My chalk talk yesterday at the BI Conference went.... ok. Unfortunately, despite having asked for projector so I could show my demo code it turned out the screen I got was pretty small so only the people in the front few rows could see anything. So I told everyone that I would put the code up on my blog so they could study the code in more detail and this is the first such post.

One of the points I wanted to make when discussing how to calculate trend values for KPIs in MDX is that we really need to think about the formulas we're implementing to make sure they actually provide useful results. Unfortunately the business people we talk to often have even less idea than we do about what kind of calculations actually make sense: there's a real need for input from someone with a statistical background, and I only wish I knew more about this subject. For example if your sales vary a lot by season (you might be selling ice cream, so sales are always going to be much higher in summer than in winter) there's no point looking at previous period growth to determine whether your sales are growing or not because the strong seasonal component will mask the long term trend.

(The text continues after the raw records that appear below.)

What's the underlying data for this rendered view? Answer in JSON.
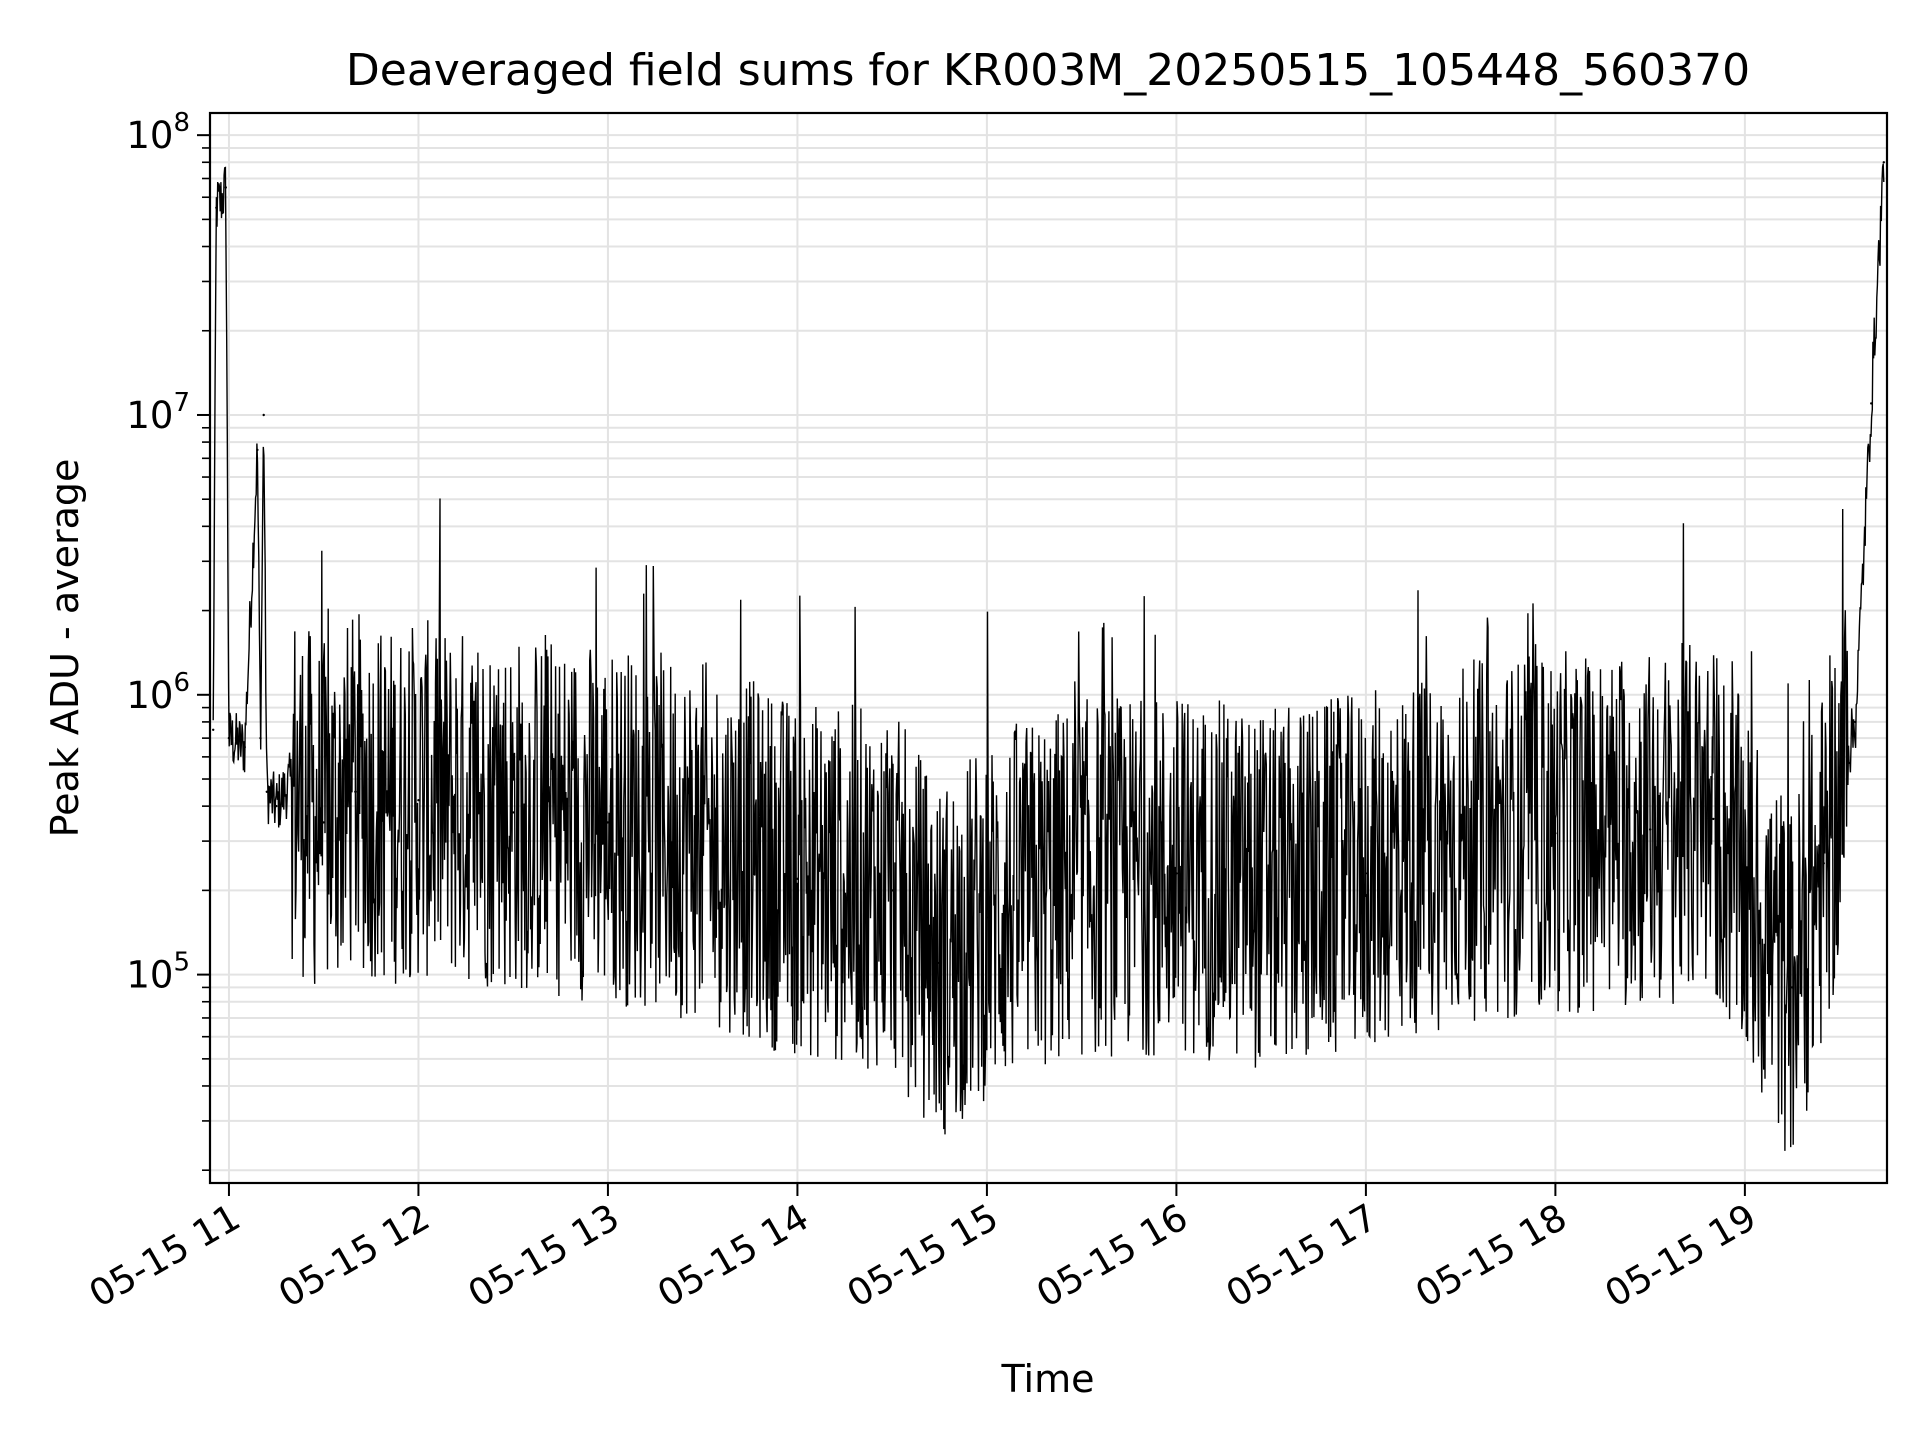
{
  "chart_data": {
    "type": "line",
    "title": "Deaveraged field sums for KR003M_20250515_105448_560370",
    "xlabel": "Time",
    "ylabel": "Peak ADU - average",
    "yscale": "log",
    "ylim": [
      18000,
      120000000
    ],
    "xlim": [
      "2025-05-15 10:54",
      "2025-05-15 19:45"
    ],
    "x_ticks": [
      {
        "value": "2025-05-15 11:00",
        "label": "05-15 11"
      },
      {
        "value": "2025-05-15 12:00",
        "label": "05-15 12"
      },
      {
        "value": "2025-05-15 13:00",
        "label": "05-15 13"
      },
      {
        "value": "2025-05-15 14:00",
        "label": "05-15 14"
      },
      {
        "value": "2025-05-15 15:00",
        "label": "05-15 15"
      },
      {
        "value": "2025-05-15 16:00",
        "label": "05-15 16"
      },
      {
        "value": "2025-05-15 17:00",
        "label": "05-15 17"
      },
      {
        "value": "2025-05-15 18:00",
        "label": "05-15 18"
      },
      {
        "value": "2025-05-15 19:00",
        "label": "05-15 19"
      }
    ],
    "y_ticks": [
      {
        "value": 100000,
        "base": "10",
        "exp": "5"
      },
      {
        "value": 1000000,
        "base": "10",
        "exp": "6"
      },
      {
        "value": 10000000,
        "base": "10",
        "exp": "7"
      },
      {
        "value": 100000000,
        "base": "10",
        "exp": "8"
      }
    ],
    "grid": true,
    "line_color": "#000000",
    "series": [
      {
        "x": [
          "2025-05-15 10:55",
          "2025-05-15 10:56",
          "2025-05-15 10:58",
          "2025-05-15 10:59",
          "2025-05-15 11:00",
          "2025-05-15 11:05",
          "2025-05-15 11:09",
          "2025-05-15 11:10",
          "2025-05-15 11:11",
          "2025-05-15 11:12",
          "2025-05-15 11:15",
          "2025-05-15 11:20",
          "2025-05-15 11:25",
          "2025-05-15 11:30",
          "2025-05-15 11:40",
          "2025-05-15 11:50",
          "2025-05-15 12:00",
          "2025-05-15 12:30",
          "2025-05-15 13:00",
          "2025-05-15 13:30",
          "2025-05-15 14:00",
          "2025-05-15 14:30",
          "2025-05-15 14:45",
          "2025-05-15 15:00",
          "2025-05-15 15:30",
          "2025-05-15 16:00",
          "2025-05-15 16:30",
          "2025-05-15 17:00",
          "2025-05-15 17:30",
          "2025-05-15 18:00",
          "2025-05-15 18:30",
          "2025-05-15 18:50",
          "2025-05-15 19:00",
          "2025-05-15 19:15",
          "2025-05-15 19:25",
          "2025-05-15 19:35",
          "2025-05-15 19:40",
          "2025-05-15 19:44"
        ],
        "y": [
          750000,
          55000000,
          60000000,
          65000000,
          700000,
          650000,
          7500000,
          700000,
          10000000,
          450000,
          400000,
          500000,
          400000,
          350000,
          450000,
          400000,
          420000,
          380000,
          350000,
          300000,
          220000,
          200000,
          110000,
          160000,
          220000,
          230000,
          200000,
          230000,
          300000,
          320000,
          330000,
          360000,
          200000,
          90000,
          250000,
          800000,
          11000000,
          80000000
        ]
      }
    ]
  }
}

As I said, for this presentation I looked at a book I've had hanging around on my shelf for years which is basically a stats textbook for managers and MBA students: "Quantitative Methods for Decision Makers" by Mik Wisniewski. It explains some simple algorithms and techniques for analysing data that are very relevant for BI practitioners and I took the method for calculating a seasonally-adjusted total and translated it into an MDX query on Adventure Works as an illustration. Here it is:

with
--Calculate a 12-month moving average from 6 months up to and including
--the current member to 6 months after
member measures.movingaverage as
avg(
[Date].[Calendar].currentmember.lag(5)
:
[Date].[Calendar].currentmember.lead(6)
, [Measures].[Internet Sales Amount])

--Centre the underlying trend, by taking the average of the moving average
--for the current member and the next member
member measures.trend as
avg(
{[Date].[Calendar].currentmember,
[Date].[Calendar].currentmember.nextmember}
, measures.movingaverage)

--Find the deviation by dividing Internet Sales by Trend
member measures.deviation as
[Measures].[Internet Sales Amount] / measures.trend

--Find the average deviation for any given month
member measures.averagemonthlydeviation as
avg(
exists(
[Date].[Calendar].[Month].members
, {[Date].[Month of Year].currentmember})
, measures.deviation)

--Find the sum of these average deviations for each month
--then divide by 12 to find out by how much each month's average deviation
--needs to be adjusted by
member measures.adjustedcomponent as
(sum(head([Date].[Calendar].[Month].members,12), measures.averagemonthlydeviation)
/ 12)

--Adjust the monthly deviation by the value we've just found
member measures.adjusteddeviation as
measures.averagemonthlydeviation / measures.adjustedcomponent

--Finally find the seasonally adjusted Internet Sales Amount
member measures.seasonallyadjustedsales as
[Measures].[Internet Sales Amount] / measures.adjusteddeviation

--Run the query
select {[Measures].[Internet Sales Amount], measures.trend, measures.deviation
, measures.averagemonthlydeviation,measures.adjustedcomponent
, measures.adjusteddeviation, measures.seasonallyadjustedsales}
on 0,
[Date].[Calendar].[Month].members
*
[Date].[Month of Year].[Month of Year].members
on 1
from
[Adventure Works]

This works on the following theory. What we want to do is take the Internet Sales Amount measure and remove the seasonal variations so we can view the underlying trend. If we assume that there are three factors in play with our sales, the long term trend, seasonal variations and random factors (for example a health scare in July could kill our ice cream sales that month) then we can say that Sales = Trend * Seasonal Variations * Random Factors. The random factors we can't do anything about, but taking this formula we can say that Trend  = Sales / (Seasonal Variations * Random Factors). To get here, first we estimate the trend by doing a twelve month moving average which hopefully will smooth out those seasonal variations; we then find the deviation from the average for each month and then find the average deviation for each month (eg I can say then that January sales are on average 10% lower than usual, Julys are on average 25% higher than usual). For a whole year we'd like these deviations to cancel each other out and add up to 12; of course they don't so we now need to find what they do add up to then divide by 12, then divide each month's average by this value. We can then take this value and divide Internet Sales Amount by it to find the seasonally-adjusted value, the combination of the trend and the random factors.

Hopefully I haven't screwed up in my interpretation of how it works; it certainly isn't the most robust or optimal bit of MDX I've written either but it shows what you could do if you wanted.